Has anyone else done this in order to have a rest? will i never work again?

(I think saintlyjj will come and tell me off now)

bigbluebus Wed 10-Oct-12 14:49:16

I was only having a conversation yesterday with someone, who asked me if I work. I gave up work 13 years ago due to childcare issues. DD in now nearly 18 and her care needs are no less now than when she was 4. I told the person I was speaking to that I couldn't envisage working any time soon as the stress of trying to juggle care, appointments and all the other crap administration that goes with having a disabled child would probably send me over the edge.
My compromise is that I do voluntary work, so that I have a purpose in life for me, outside of being a carer. The beauty of voluntary work is that I dictate the hours, don't work school holidays, and don't worry if DD is ill and I can't go in.
I wasn't particularly enjoying my job when I resigned, and couldn't believe that I burst into tears when I actually handed my notice letter over. I think it was just the realisation that I couldn't fulfil the career that I thought I had and that I wasn't superhuman.

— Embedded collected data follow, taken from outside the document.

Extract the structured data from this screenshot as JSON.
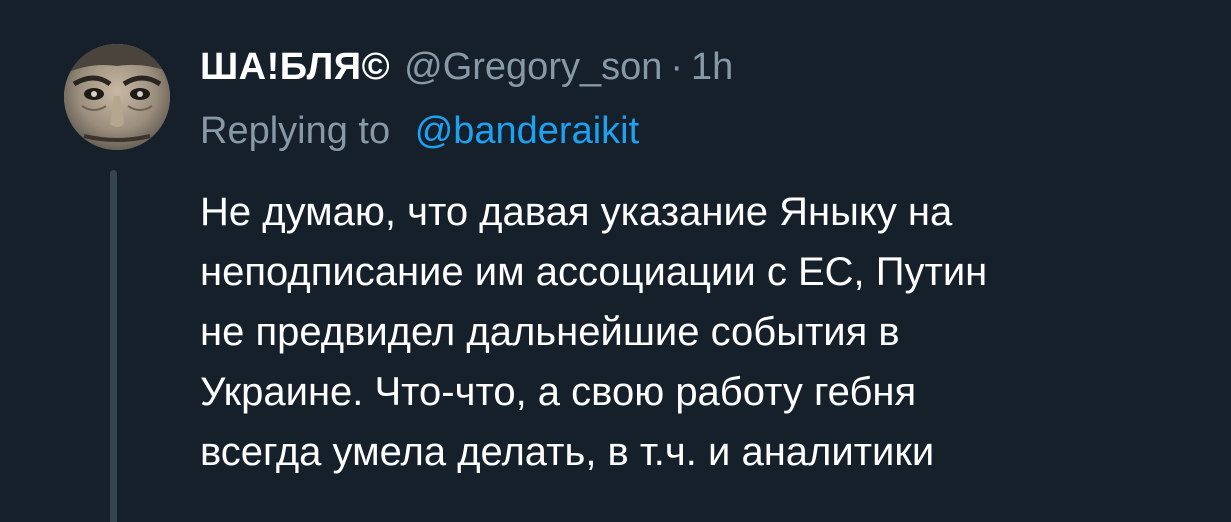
{
  "tweet": {
    "display_name": "ША!БЛЯ©",
    "handle": "@Gregory_son",
    "separator": "·",
    "time": "1h",
    "replying_label": "Replying to",
    "replying_handle": "@banderaikit",
    "body_lines": [
      "Не думаю, что давая указание Яныку на",
      "неподписание им ассоциации с ЕС, Путин",
      "не предвидел дальнейшие события в",
      "Украине. Что-что, а свою работу гебня",
      "всегда умела делать, в т.ч. и аналитики"
    ]
  },
  "colors": {
    "background": "#15202b",
    "primary_text": "#ffffff",
    "secondary_text": "#8899a6",
    "link": "#1da1f2",
    "thread_line": "#38444d"
  }
}
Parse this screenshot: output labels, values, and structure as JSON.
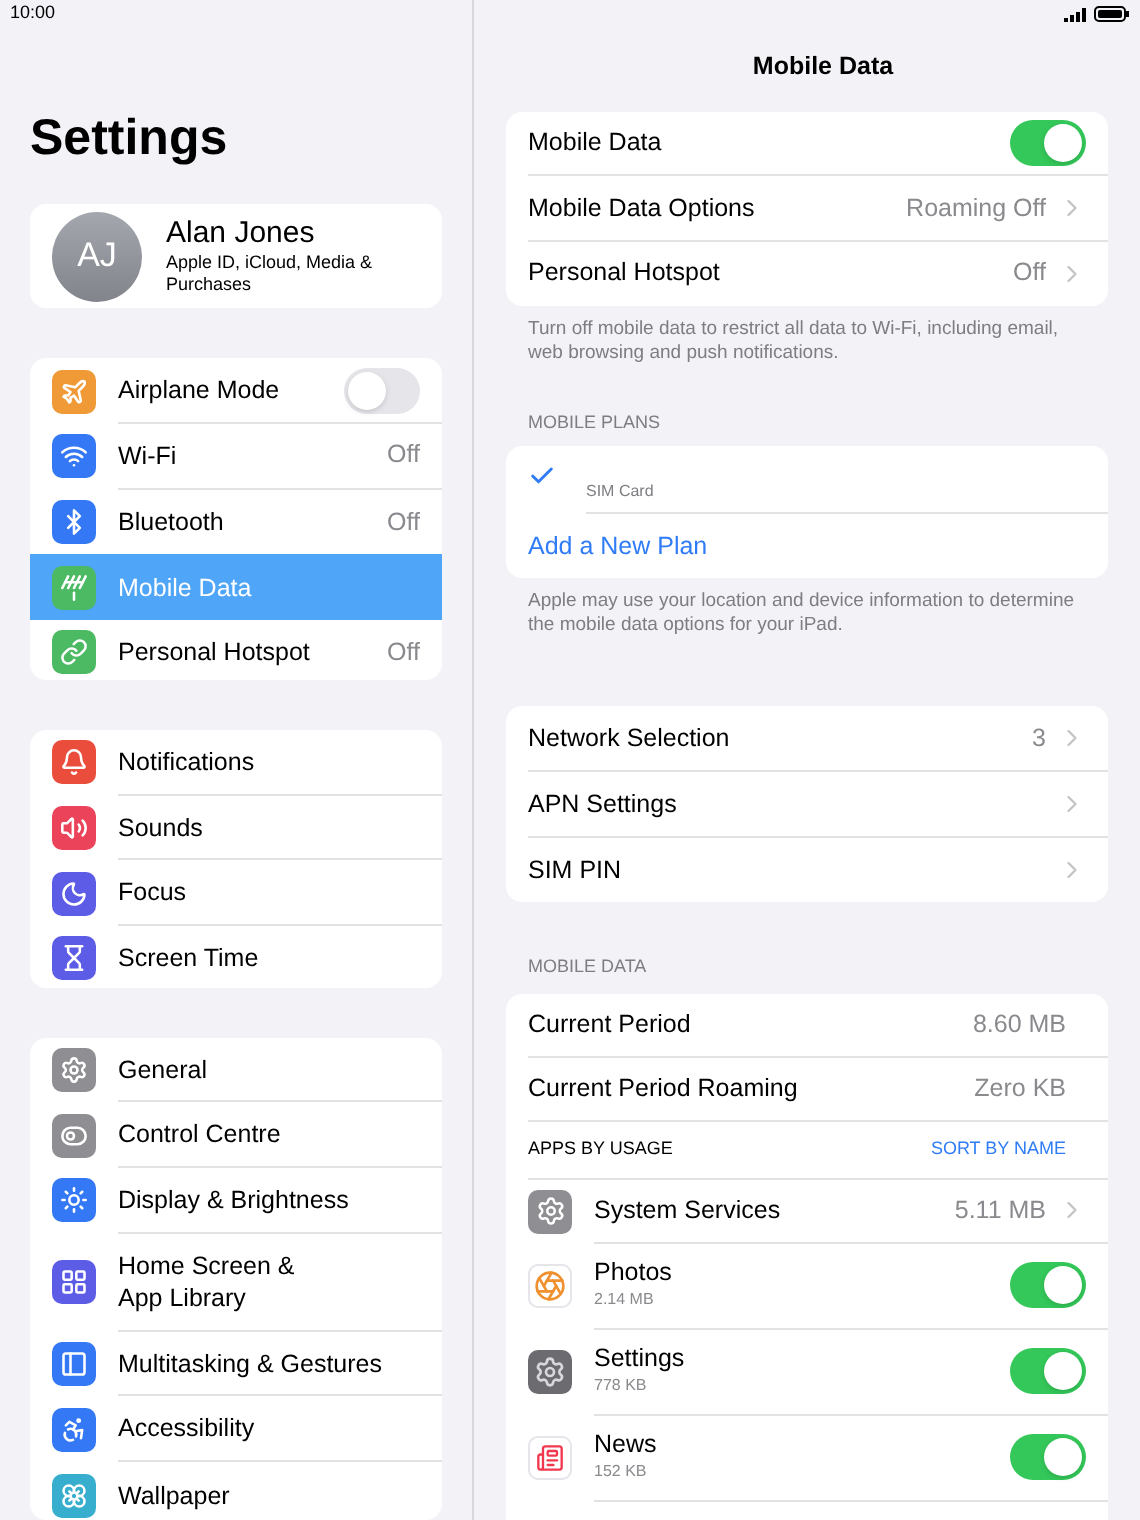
{
  "status_bar": {
    "time": "10:00"
  },
  "sidebar": {
    "title": "Settings",
    "profile": {
      "initials": "AJ",
      "name": "Alan Jones",
      "subtitle": "Apple ID, iCloud, Media & Purchases"
    },
    "groups": [
      [
        {
          "label": "Airplane Mode",
          "kind": "toggle",
          "on": false,
          "selected": false,
          "color": "#f09a37"
        },
        {
          "label": "Wi-Fi",
          "kind": "value",
          "value": "Off",
          "selected": false,
          "color": "#3478f6"
        },
        {
          "label": "Bluetooth",
          "kind": "value",
          "value": "Off",
          "selected": false,
          "color": "#3478f6"
        },
        {
          "label": "Mobile Data",
          "kind": "plain",
          "selected": true,
          "color": "#4cb963"
        },
        {
          "label": "Personal Hotspot",
          "kind": "value",
          "value": "Off",
          "selected": false,
          "color": "#4cb963"
        }
      ],
      [
        {
          "label": "Notifications",
          "kind": "plain",
          "selected": false,
          "color": "#eb4d3d"
        },
        {
          "label": "Sounds",
          "kind": "plain",
          "selected": false,
          "color": "#eb445a"
        },
        {
          "label": "Focus",
          "kind": "plain",
          "selected": false,
          "color": "#5d5ce6"
        },
        {
          "label": "Screen Time",
          "kind": "plain",
          "selected": false,
          "color": "#5d5ce6"
        }
      ],
      [
        {
          "label": "General",
          "kind": "plain",
          "selected": false,
          "color": "#8e8e93"
        },
        {
          "label": "Control Centre",
          "kind": "plain",
          "selected": false,
          "color": "#8e8e93"
        },
        {
          "label": "Display & Brightness",
          "kind": "plain",
          "selected": false,
          "color": "#3478f6"
        },
        {
          "label": "Home Screen &\nApp Library",
          "kind": "plain",
          "selected": false,
          "color": "#5d5ce6"
        },
        {
          "label": "Multitasking & Gestures",
          "kind": "plain",
          "selected": false,
          "color": "#3478f6"
        },
        {
          "label": "Accessibility",
          "kind": "plain",
          "selected": false,
          "color": "#3478f6"
        },
        {
          "label": "Wallpaper",
          "kind": "plain",
          "selected": false,
          "color": "#38aecf"
        }
      ]
    ]
  },
  "detail": {
    "title": "Mobile Data",
    "main_rows": [
      {
        "label": "Mobile Data",
        "kind": "toggle",
        "on": true
      },
      {
        "label": "Mobile Data Options",
        "kind": "link",
        "value": "Roaming Off"
      },
      {
        "label": "Personal Hotspot",
        "kind": "link",
        "value": "Off"
      }
    ],
    "main_footer": "Turn off mobile data to restrict all data to Wi-Fi, including email, web browsing and push notifications.",
    "plans_header": "MOBILE PLANS",
    "plans": [
      {
        "name": "SIM Card",
        "checked": true
      }
    ],
    "add_plan": "Add a New Plan",
    "plans_footer": "Apple may use your location and device information to determine the mobile data options for your iPad.",
    "network_rows": [
      {
        "label": "Network Selection",
        "kind": "link",
        "value": "3"
      },
      {
        "label": "APN Settings",
        "kind": "link"
      },
      {
        "label": "SIM PIN",
        "kind": "link"
      }
    ],
    "usage_header": "MOBILE DATA",
    "usage_rows": [
      {
        "label": "Current Period",
        "value": "8.60 MB"
      },
      {
        "label": "Current Period Roaming",
        "value": "Zero KB"
      }
    ],
    "apps_header": "APPS BY USAGE",
    "sort_link": "SORT BY NAME",
    "apps": [
      {
        "name": "System Services",
        "kind": "link",
        "value": "5.11 MB"
      },
      {
        "name": "Photos",
        "kind": "toggle",
        "size": "2.14 MB",
        "on": true
      },
      {
        "name": "Settings",
        "kind": "toggle",
        "size": "778 KB",
        "on": true
      },
      {
        "name": "News",
        "kind": "toggle",
        "size": "152 KB",
        "on": true
      }
    ]
  }
}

sallyneedssleep Wed 10-Oct-12 14:49:29

I didn't go back to work. My nerves are shot. But I'm lucky that I didn't need to ie DS1 didn't need intensive Aba or similar.
Having said that, I'm now at the stage where I'd love to go back. DS1 is older and doing ok. DH now home at a reasonable time every night and DS2 will be 1yr later this month. If he turns out to be nt I think I'll start looking for something. Problem is the flexibility you need when your family isn't quite like everyone else's.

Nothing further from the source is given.